Kerr explained that the TTMS provides both a two to three-page Agromet Forecast and a four to five-page Agromet Bulletin. The forecast gives a 10-day prediction of rainfall and temperature for the north, south, east, west and central areas of Trinidad and for Tobago, with a brief summary at the end as to how these expected conditions will affect the work of farmers.

The Agromet Bulletin discusses at length the preceding 10 days’ weather, as well as  the next 10 days’ forecast. It includes data on wind speed and expected humidity. It also analyses in detail how farmers can best respond to the expected climate conditions.

Both the forecast and the bulletin provide the forecasts in terms of percentage probability.

“We are dealing with a science that has large uncertainties and 10 days ahead is very long in terms of how the atmosphere may or may not change. That is why we use probability,” Kerr said.

The forecast and bulletin provide definitions of the terms used and of the likelihood associated with a particular percentage probability. A probability greater than 70 percent means there is a very good chance that the forecast will prove true.

Kerr added, “The further away from the day the forecast was made, the less accurate it is. Ten days is the maximum for any degree of credibility.”

Kerr explained how farmers may use the forecast: If two of the 10 days are expected to be wet, the weather will hamper fieldwork. On the other hand, “it provides an opportunity for the farmer to harvest rainwater or may reduce the need for irrigation during those two days. Or it may act as a buffer for drier days or reduce heat stress for newly planted or germinating crops.”

Such analysis on how farmers can work with the impending weather conditions is routinely provided in the Agromet Bulletins.

The forecasts are done through computer modelling. “We use several models to look at what is happening and to see what is most likely to occur.
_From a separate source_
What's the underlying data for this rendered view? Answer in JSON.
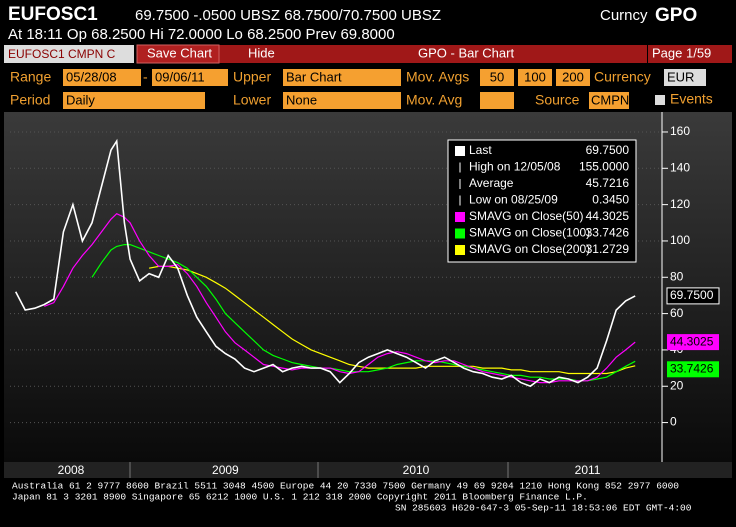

Then using our subjective judgement based on our training and experience along with the climatology of the various locations, we arrive at a forecast for the different districts,” Kerr explained.

The findings are supplied to farmers through e-mail, the media, and one-on-one, said Aaron-Morrison.

The bulletin and forecast are also made available through agricultural extension offices and other agriculture-based organisations, including the Agricultural Society of Trinidad and Tobago, the Caribbean Agricultural Research and Development Institute and the Tobago House of Assembly.